INTERNATONAL PROSPECTS
Norwegian, which has proven to be the most lasting independent long-haul low-cost carrier across the transatlantic, has yet to make BWI work. It served the airport seasonally from Guadaloupe and Martinique from 2015-2017 but suspended the service as uneconomical.
Thomas Ramdahl, the Oslo-based carrier's chief commercial officer, told FlightGlobal in 2018 that service to either BWI or Dulles would require more frequencies than it was then able to operate with its fleet of Boeing 787s, and was outside the range of its Boeing 737 Max narrowbodies.
"We will be looking at the Washington area… I think it will be a [Airbus] A321LR destination," he said at the time. Norwegian expects its first A321LR this year.

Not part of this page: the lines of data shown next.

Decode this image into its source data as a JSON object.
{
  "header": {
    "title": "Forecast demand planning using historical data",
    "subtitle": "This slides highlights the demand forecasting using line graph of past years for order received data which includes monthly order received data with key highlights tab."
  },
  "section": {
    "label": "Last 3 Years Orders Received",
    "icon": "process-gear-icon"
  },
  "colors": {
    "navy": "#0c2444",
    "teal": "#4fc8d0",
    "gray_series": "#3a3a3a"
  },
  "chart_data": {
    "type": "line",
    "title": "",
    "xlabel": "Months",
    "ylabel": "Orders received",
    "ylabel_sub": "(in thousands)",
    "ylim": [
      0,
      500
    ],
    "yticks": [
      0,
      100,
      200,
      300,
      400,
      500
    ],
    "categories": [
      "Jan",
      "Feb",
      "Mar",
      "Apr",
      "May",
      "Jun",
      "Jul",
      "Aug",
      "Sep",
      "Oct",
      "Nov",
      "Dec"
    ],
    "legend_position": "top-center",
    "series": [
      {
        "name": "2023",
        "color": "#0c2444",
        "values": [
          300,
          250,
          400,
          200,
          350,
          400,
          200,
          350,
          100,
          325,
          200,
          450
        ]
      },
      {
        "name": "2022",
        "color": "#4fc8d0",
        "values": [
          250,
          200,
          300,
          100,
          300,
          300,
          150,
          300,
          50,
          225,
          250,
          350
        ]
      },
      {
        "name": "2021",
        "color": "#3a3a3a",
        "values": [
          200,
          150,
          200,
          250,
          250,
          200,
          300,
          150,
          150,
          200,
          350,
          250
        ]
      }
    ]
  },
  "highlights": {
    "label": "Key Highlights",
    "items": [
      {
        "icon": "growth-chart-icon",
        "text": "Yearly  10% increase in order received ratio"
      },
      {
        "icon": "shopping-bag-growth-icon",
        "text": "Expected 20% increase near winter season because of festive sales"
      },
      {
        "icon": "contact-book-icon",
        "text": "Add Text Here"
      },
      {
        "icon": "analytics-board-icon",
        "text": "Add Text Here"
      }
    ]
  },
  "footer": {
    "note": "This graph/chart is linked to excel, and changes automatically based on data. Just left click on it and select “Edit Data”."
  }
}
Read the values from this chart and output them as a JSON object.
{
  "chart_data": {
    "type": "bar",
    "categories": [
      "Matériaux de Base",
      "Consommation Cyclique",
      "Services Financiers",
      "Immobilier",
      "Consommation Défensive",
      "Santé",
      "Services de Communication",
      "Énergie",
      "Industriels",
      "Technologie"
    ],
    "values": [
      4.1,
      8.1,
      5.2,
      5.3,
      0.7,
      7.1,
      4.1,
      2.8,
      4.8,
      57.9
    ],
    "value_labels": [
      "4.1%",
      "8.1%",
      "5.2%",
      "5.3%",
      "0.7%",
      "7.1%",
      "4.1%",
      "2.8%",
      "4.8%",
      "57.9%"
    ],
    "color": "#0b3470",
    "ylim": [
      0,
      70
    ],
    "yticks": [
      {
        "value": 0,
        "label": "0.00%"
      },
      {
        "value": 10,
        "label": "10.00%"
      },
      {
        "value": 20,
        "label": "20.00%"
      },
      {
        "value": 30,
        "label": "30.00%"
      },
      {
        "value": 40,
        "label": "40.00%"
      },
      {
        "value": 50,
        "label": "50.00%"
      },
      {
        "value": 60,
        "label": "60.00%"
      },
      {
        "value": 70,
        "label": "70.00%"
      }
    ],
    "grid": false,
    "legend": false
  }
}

The BWI spokesperson acknowledges that international markets provide the "greatest potential growth" for the airport, but does not provide additional specifics on how it plans to land more international air service.
International passengers at BWI could decline for the first time since 2009 with the losses of Icelandair and Wow. However, the correction may only be to 2016 or 2017 levels - still well above where traffic was when Wiedefeld kicked off the D/E connector project in 2013. And Southwest, despite Decaire calling its international network at the airport "mature", continues to grow.
For the time being, Washington Dulles continues to land the DC-area's new headline international services. Alitalia began service from Rome on 2 May, EgyptAir will begin flights from Cairo in June and Cathay Pacific Airways added flights from Hong Kong last September.